In his first year in the Midwest League, Aiken has struggled to keep runners from scoring through the first half, but he showed signs in his most recent start of the promise that led the Indians to take him with the 17th-overall selection in the 2015 MLB Draft, a year after the Astros’ selected him #1 overall but failed to sign him. Holding the Class A Peoria Chiefs scoreless through six innings, Aiken helped secure a 6-1 win for the Lake County Captains. Aiken had Tommy John surgery prior to being drafted, so he is still working to show the promise of an eventual number two starter in a major league rotation. Aiken can regularly hit the mid-90s with his fastball and shows potentially plus secondaries in his changeup and curveball. Check out video on Aiken from late last year in our 2016 Prospect Video Library.

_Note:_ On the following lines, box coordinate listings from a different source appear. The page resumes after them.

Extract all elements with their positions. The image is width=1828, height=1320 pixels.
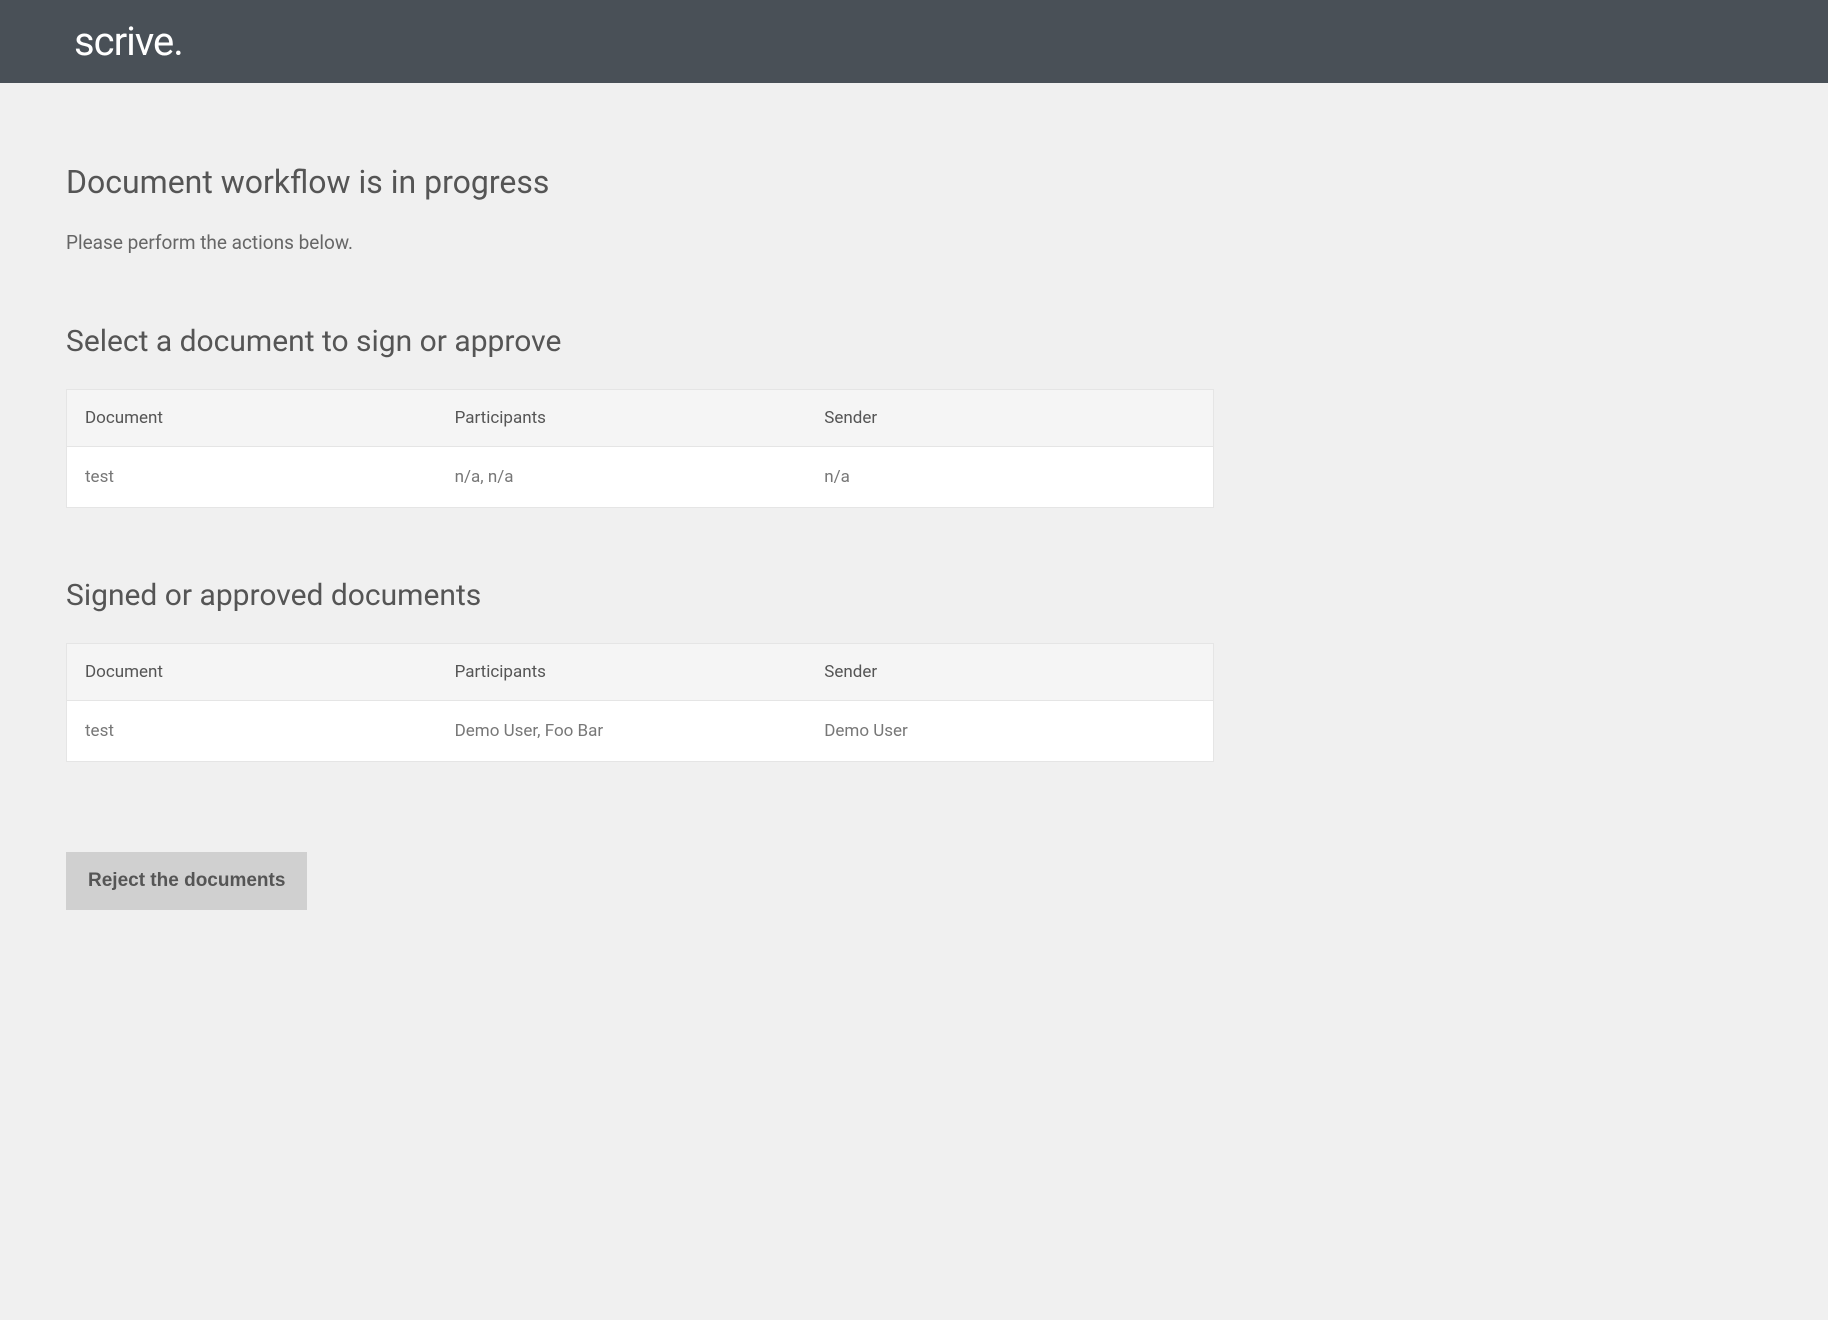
signed-documents-table: Document Participants Sender test Demo U…: [66, 643, 1214, 762]
table-header: Document Participants Sender: [67, 390, 1213, 447]
cell-document: test: [85, 721, 455, 741]
column-header-sender: Sender: [824, 662, 1194, 682]
column-header-participants: Participants: [455, 408, 825, 428]
cell-sender: Demo User: [824, 721, 1194, 741]
app-header: scrive.: [0, 0, 1828, 83]
pending-documents-table: Document Participants Sender test n/a, n…: [66, 389, 1214, 508]
signed-section-title: Signed or approved documents: [66, 578, 1214, 613]
reject-button[interactable]: Reject the documents: [66, 852, 307, 910]
table-row[interactable]: test Demo User, Foo Bar Demo User: [67, 701, 1213, 761]
column-header-participants: Participants: [455, 662, 825, 682]
table-row[interactable]: test n/a, n/a n/a: [67, 447, 1213, 507]
cell-participants: Demo User, Foo Bar: [455, 721, 825, 741]
table-header: Document Participants Sender: [67, 644, 1213, 701]
pending-section-title: Select a document to sign or approve: [66, 324, 1214, 359]
page-subtitle: Please perform the actions below.: [66, 231, 1214, 254]
column-header-sender: Sender: [824, 408, 1194, 428]
cell-participants: n/a, n/a: [455, 467, 825, 487]
main-content: Document workflow is in progress Please …: [0, 83, 1280, 950]
column-header-document: Document: [85, 408, 455, 428]
cell-sender: n/a: [824, 467, 1194, 487]
logo: scrive.: [74, 18, 183, 65]
cell-document: test: [85, 467, 455, 487]
column-header-document: Document: [85, 662, 455, 682]
page-title: Document workflow is in progress: [66, 163, 1214, 201]
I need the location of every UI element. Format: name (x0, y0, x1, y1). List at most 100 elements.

Key Minor League Transactions

  • After both starred in the MLB Futures Game last weekend, Padres right-hander Cal Quantrill and first baseman Josh Naylor were promoted to Double-A San Antonio in the Texas League last Monday.
  • Still only 19, Braves outfielder Ronald Acuna was promoted to Triple-A Gwinnett in the International League last Thursday, where he homered in his first game with the new team. This is already the third rung of the Braves’ system that Acuna has reached just this season.
  • Red Sox third base prospect Rafael Devers was promoted to Triple-A Pawtucket after scorching the Double-A Eastern League to the tune of a .300/.369/.575 slash line – including 18 home runs. The numbers are all the more impressive considering he was also the youngest player in the league.


Notes of Interest

  • A former 10th-overall selection of the Athletics in 2010, outfielder Michael Choice’s career was looking all but done at the beginning of the year. Choice hit only .038 in 10 games for the Triple-A Norfolk Tides before the Orioles released him on May 2. The Brewers signed him to a minor league contract on May 5 and sent him to Double-A Biloxi in the Southern League. Since then, he has hit .268 with eight home runs, including a three-homer game last Monday.
  • On the same day that he was a centerpiece in the deal that sent lefty starter Jose Quintana to the Cubs from the White Sox, Eloy Jimenez walked across the ballpark at Myrtle Beach to join his new team, the High A Winston-Salem Dash, who happened to be in Myrtle Beach to play the Cubs’ affiliate over the weekend. Jimenez hit a two-RBI single in the third inning to give his new team the lead in their eventual 3-2 win.
  • Pirates Triple-A shortstop Gift Ngoepe put on a defensive show Friday against Louisville, racing back to shallow left field to make a play…just…didn’t…make…sense.
  • The Class A Lexington Legends (Royals) and Delmarva Shorebirds (Orioles) blew regulation baseball out of the water last week, producing a two-day, 21-inning marathon that fell one inning shy of tying the South Atlantic League record set in 2006.


What We’re Reading

  • In the Chicago Tribune, Bernie Lincicome argues that by fixating on the possibility that MLB balls are juiced, we are wasting the opportunity to enjoy the home run surge.
  • A former MTV reporter took to photographing minor league life 15 years ago, and now Tabitha Soren’s project will be on exhibit at the San Francisco City Hall beginning July 20.